Why is there no point in using ViaMichelin to plan a toll free route ?


----------



## 94415 (May 1, 2005)

*Re: Maps*



teemyob said:


> Hello,
> 
> We do use toll roads, the most expensive being the new Autoroute that links Rouen with Le Mans - came in at a wopping 50 Euros. Only used it because it was early morning and Paris was at a standstill with radio reports Quoting "Temps a Traverse Paris Sud a Nord-Ouest" at 3 Hours!
> Trev


We paid €35.40 travelling between Tours and Rouen on a Friday last month charged at the Classe 2 rate.
We set off on the holiday with the intention of using the Autoroutes as little as possible but decided that they have a use when you want to get somewhere quickly!
So, slow and free or quick and dear!

Phil


----------



## boskybee (May 12, 2006)

Thanks all for the help - already saved a fortune with this info.

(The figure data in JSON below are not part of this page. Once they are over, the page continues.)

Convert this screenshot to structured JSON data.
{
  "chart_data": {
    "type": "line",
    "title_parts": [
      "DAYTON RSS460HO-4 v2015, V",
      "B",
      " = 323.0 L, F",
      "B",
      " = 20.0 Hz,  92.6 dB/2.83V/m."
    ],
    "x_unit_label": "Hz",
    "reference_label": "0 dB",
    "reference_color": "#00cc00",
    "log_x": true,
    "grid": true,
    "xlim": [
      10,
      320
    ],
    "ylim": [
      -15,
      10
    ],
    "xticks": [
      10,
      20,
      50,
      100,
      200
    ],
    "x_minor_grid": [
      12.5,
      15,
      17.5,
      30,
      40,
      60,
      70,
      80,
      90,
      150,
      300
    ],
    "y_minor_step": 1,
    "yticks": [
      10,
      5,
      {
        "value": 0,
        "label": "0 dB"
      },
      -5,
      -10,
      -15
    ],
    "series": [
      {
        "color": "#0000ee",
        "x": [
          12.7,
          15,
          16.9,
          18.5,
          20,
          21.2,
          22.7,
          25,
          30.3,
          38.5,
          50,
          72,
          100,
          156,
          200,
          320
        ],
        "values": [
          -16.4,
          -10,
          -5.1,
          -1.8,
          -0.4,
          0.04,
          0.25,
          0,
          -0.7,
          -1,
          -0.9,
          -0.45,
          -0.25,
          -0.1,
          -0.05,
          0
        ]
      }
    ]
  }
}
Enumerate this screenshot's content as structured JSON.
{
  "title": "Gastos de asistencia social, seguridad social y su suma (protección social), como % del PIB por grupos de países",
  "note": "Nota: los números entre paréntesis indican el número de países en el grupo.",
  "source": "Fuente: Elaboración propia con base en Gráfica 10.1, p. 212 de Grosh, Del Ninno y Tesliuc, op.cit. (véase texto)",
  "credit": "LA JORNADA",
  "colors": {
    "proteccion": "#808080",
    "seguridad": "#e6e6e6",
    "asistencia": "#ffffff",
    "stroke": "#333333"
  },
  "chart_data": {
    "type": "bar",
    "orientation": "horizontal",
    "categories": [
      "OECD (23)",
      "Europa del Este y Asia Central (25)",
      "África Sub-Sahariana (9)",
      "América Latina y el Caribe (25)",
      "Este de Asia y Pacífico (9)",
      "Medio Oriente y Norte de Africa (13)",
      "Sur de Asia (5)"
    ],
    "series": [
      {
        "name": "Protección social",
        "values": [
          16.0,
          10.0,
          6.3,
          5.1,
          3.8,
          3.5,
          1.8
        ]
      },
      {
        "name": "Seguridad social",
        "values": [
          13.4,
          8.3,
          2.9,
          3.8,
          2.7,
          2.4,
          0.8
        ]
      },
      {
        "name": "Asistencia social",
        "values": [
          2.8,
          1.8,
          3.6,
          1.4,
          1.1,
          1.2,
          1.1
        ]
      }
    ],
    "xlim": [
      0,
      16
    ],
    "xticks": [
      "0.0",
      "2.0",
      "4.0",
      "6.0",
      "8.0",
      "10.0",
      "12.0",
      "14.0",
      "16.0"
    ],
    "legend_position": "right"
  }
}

Having just packed in work we need to watch the spending and have plenty of time to go slow on the scenic routes, we are heading down to Alicante chasing the sun.

Brilliant info as usual!!


----------



## teemyob (Nov 22, 2005)

*Re: Maps*



ScotJimland said:


> teemyob said:
> 
> 
> > IMHO (Humble) no point in using viamichelin. get yourself a Europe or even better France map and plan a route using non Peage roads where possible.
> ...


Hello Jim,

Viamichelin is fine for planning when at home. I have used for years right back when it was Shell Geostar. However, not much use when your on the road and wish to change the rout.

Trev


----------